Kafka lived at a time of enormous tension in Austria-Hungary and in all of Europe. During his formative years, nationalism (a desire for independence and self-control along ethnic or national lines) was on the rise within the pan-national Austro-Hungarian Empire, leading to the hostility that exploded into war when Franz Ferdinand, heir to the Austro-Hungarian throne, was assassinated in 1914. 70 million people participated in the war, 9 million of whom died, and by its end in 1918, the Austro-Hungarian, Russian, German and Ottoman empires had dissolved. The war was also significant because so many technologies were used for the first time, such as tanks, airplanes, poison gases, and new forms of artillery, resulting in a previously unimaginable scale of destruction.
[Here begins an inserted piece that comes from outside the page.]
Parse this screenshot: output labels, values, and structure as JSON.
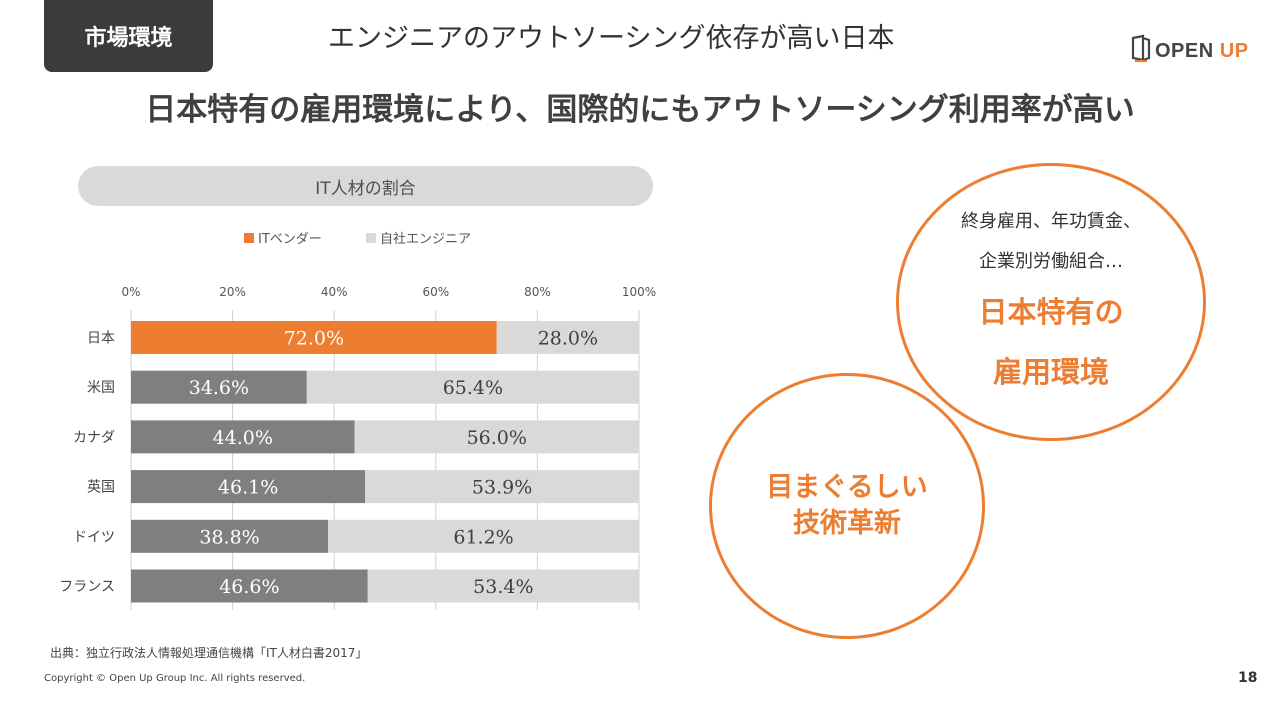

Kafka did not fight in World War I, first because his job was considered essential, and later because of his tuberculosis, although he wanted to enlist. After the war, Hungary split off from Austria and became Communist. Scholars still argue about whether Kafka's writings support Communism or malign it, or even if Kafka is political at all. As for his religion, Kafka wrote that he felt separate from his Jewish heritage, though some scholars define him as an exemplar of Jewish literature. He died before World War II, but all three of his sisters perished in the Holocaust.

Other Books Related to The Metamorphosis

Kafka is associated with Existentialism, a philosophical and artistic movement in the 19th and 20th century whose foundational idea is that each individual human is responsible for creating their own meaning. To paraphrase Sartre, "existence precedes essence"— life is what we make of it. As simple as it seems, this concept boldly defied the conventional thinking that meaning stems from religion or society. Existentialist works are characterized by a sense of confusion and despair in response to an absurd, unfair world. Along with The Metamorphosis, Kafka's The Trial demonstrates this stance, as a mysterious authority arrests a hapless man, Josef K., who doesn't even know what crime he's committed. Crime and Punishment by Fyodor Dostoyevsky is a 19th-century novel that deals with typical Kafka themes such as guilt and self-loathing. Existentialism became even more influential during and after World War II, and classic works from that later period include Nausea by Jean-Paul Sartre, The Stranger by Albert Camus, and "Waiting for Godot" by Samuel Beckett. Both Sartre and Camus acknowledged that Kafka's work had influenced their own.
Key Facts about The Metamorphosis
  • Full Title: The Metamorphosis
  • When Written: Over a three-week period in 1912
  • Where Written: Prague
  • When Published: 1915
  • Literary Period: World War I
  • Genre: Existentialism/Absurdism/Modernism
  • Setting: An apartment in an unnamed European city
  • Climax: During Grete's violin concert for the boarders, Gregor emerges from his room
  • Antagonist: Grete, Gregor's father, and the lodgers can all be seen as antagonists at different moments, but Gregor's greatest enemy is his own changed body and personality.
  • Point of View: Third person, limited to Gregor's point of view with some exceptions

Extra Credit for The Metamorphosis

Cockroach or not? Kafka never specifies what kind of insect Gregor becomes. He uses a German word that roughly translates to "vermin," then describes Gregor's many small legs, hard rounded shell, and antennae, suggesting a cockroach. Scholars have put forward other theories over the years, the most interesting of which comes from Vladimir Nabokov, who was convinced that Gregor actually became a winged beetle, capable of but never achieving flight.

Gregor on stage Many theater groups have attempted to adapt The Metamorphosis for the stage or screen—no easy feat, considering the main character. In a recent, critically acclaimed production, actor-director Gisli Orn Gardasson got around this issue by rejecting costume pieces or body paint in favor of contorting himself into insectlike positions, physically illustrating Gregor's mental anguish of being a human mind in a bug's body.